Répression à huis clos, "fuite en avant" d'un régime qui se radicalise, et risque génocidaire: un rapport de la Fédération internationale des droits de l'Homme décortique la "descente aux enfers" du Burundi depuis avril 2015 et exhorte la communauté internationale à "agir avant qu'il ne soit trop tard".
Fruit d'un an et demi d'enquête menée par les membres et informateurs de la FIDH et de son organisation au Burundi, Iteka, le volumineux rapport de plus de 200 pages publié mardi documente les crimes et la répression commis depuis le début de la crise politique, provoquée par la décision du président Pierre Nkurunziza de briguer un troisième mandat en avril 2015.
Des manifestations avaient alors été violemment réprimées, et un coup d'Etat manqué en mai 2015 a fait basculer le pouvoir dans une répression systématique. Le président Nkurunziza a été réélu en juillet 2015, et les tendances répressives se sont "intensifiées", selon le rapport, qui évoque assassinats ciblés, détentions arbitraires massives et "ethnicisation" de la crise.
Le tout de pair avec une radicalisation et un isolement croissant du régime, qui coupe les ponts avec la communauté internationale: en octobre, Bujumbura, vivement critiqué par l'ONU, a rompu toute coopération et surtout s'est retiré de la Cour pénale internationale (CPI), entraînant plusieurs pays africains dans son sillage.
Selon la FIDH, la crise au Burundi a fait à ce jour plus de 1.000 morts, 8.000 personnes détenues pour des motifs politiques, 300 à 800 disparus, et a poussé plus de 300.000 personnes à l'exil.
Les crimes sont essentiellement l'oeuvre des forces du régime et du parti au pouvoir, le CNDD-FDD, selon l'ONG, qui pointe notamment le rôle crucial des Imbonerakure, son organisation de jeunesse et milice pro-pouvoir. Le rapport relève aussi des exactions commises par des groupes armés de l'opposition, notamment les Forces républicaines du Burundi (FOREBU) et la Résistance pour un Etat de droit (RED-Tabara).
- 'torturé matin midi et soir' -
"Les crimes du régime sont devenus systématiques et l'appareil d'Etat est au service de cette répression de masse.
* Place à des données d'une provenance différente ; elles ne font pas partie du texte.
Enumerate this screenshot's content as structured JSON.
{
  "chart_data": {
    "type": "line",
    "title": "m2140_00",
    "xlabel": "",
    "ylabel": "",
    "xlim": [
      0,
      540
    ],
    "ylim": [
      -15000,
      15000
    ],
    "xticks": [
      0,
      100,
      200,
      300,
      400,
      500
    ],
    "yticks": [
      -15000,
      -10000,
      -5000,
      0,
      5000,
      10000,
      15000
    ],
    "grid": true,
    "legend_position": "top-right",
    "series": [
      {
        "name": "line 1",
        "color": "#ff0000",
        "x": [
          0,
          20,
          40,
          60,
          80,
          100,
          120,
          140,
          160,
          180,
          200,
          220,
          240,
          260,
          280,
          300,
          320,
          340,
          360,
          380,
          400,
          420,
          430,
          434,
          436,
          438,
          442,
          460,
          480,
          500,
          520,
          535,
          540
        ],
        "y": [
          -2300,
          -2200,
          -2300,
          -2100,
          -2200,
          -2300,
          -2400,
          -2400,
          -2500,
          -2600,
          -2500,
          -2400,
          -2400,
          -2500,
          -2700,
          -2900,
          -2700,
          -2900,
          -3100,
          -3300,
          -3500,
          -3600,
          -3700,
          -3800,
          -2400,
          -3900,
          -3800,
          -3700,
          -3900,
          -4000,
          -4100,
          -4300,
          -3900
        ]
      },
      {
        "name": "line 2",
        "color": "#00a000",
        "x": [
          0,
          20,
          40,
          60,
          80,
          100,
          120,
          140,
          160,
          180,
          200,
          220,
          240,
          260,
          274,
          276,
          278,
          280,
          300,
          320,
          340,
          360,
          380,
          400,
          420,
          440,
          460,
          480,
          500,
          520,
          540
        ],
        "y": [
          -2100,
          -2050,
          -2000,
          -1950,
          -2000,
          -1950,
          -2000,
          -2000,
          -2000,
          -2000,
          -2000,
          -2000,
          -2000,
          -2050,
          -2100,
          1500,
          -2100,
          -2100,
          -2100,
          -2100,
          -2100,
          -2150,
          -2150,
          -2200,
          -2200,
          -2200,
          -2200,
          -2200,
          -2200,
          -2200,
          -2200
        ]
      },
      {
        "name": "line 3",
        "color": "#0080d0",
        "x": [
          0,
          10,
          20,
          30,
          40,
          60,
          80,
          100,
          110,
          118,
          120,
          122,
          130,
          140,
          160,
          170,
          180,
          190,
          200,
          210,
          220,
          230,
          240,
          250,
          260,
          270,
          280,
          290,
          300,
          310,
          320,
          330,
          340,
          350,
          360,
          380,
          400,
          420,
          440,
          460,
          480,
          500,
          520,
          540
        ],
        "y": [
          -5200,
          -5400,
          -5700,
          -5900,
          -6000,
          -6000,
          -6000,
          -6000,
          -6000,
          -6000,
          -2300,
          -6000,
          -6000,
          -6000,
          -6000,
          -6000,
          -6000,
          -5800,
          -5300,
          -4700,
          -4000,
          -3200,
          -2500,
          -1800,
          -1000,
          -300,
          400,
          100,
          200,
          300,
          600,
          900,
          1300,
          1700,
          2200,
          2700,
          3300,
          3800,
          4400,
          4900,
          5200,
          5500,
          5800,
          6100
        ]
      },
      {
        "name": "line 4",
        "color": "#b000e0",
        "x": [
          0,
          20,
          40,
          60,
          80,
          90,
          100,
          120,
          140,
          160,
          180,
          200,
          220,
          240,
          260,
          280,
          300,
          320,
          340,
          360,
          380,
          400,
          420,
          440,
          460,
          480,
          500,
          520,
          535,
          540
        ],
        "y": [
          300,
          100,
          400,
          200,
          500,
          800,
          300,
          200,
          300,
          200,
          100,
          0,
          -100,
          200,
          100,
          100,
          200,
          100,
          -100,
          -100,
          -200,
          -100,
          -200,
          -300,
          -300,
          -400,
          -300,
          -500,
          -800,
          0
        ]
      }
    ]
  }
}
Des crimes contre l'humanité sont en cours et il existe un risque de génocide", dénonce Anschaire Nikoyagize, président d'Iteka.
Le rapport estime que la répression s'est systématisée après l'attaque de casernes militaires à Bujumbura par des groupes armés rebelles en décembre 2015. "Disparitions forcées, exécutions sommaires à huis clos, lieux de détention secrets, recours aux fosses communes, crimes sexuels, musellement de la presse et des ONG", énumère le rapport, qui évoque aussi une pratique généralisée de la torture.
"J'ai été torturé matin midi et soir" pendant un mois dans un cachot du service national de renseignement", témoigne ainsi le responsable d'un parti d'opposition arrêté en 2015.
La FIDH pointe les "dynamiques génocidaires" en oeuvre au Burundi où, selon elle, "tous les critères et les conditions de la perpétration d'un génocide sont en place" dans ce pays ravagé par une guerre civile meurtrière entre 1993 et 2005.
"Les Tutsi sont toujours plus visés par les violences et assimilés aux opposants au pouvoir, malgré la présence de beaucoup de Hutu au sein de l'opposition politique, la société civile et l'opposition armée", s'inquiète le rapport. "Les discours des autorités semblent désormais faire partie d'une véritable idéologie ethnique et génocidaire d'Etat", ajoute-t-il, citant particulièrement les paroles incendiaires d'officiels appelant à "pulvériser" ou "lessiver" les Tutsi.
"Il faut arrêter cette descente aux enfers (...) agissons avant qu'il ne soit trop tard", exhorte pour sa part Dimitris Christopoulos, président de la FIDH.
L'ONG appelle l'Union africaine et les Nations Unies à déployer une mission d'imposition de la paix, et à relancer le dialogue politique, au point mort. Ils demandent également à la CPI d'enquêter sur les crimes perpétrés au Burundi.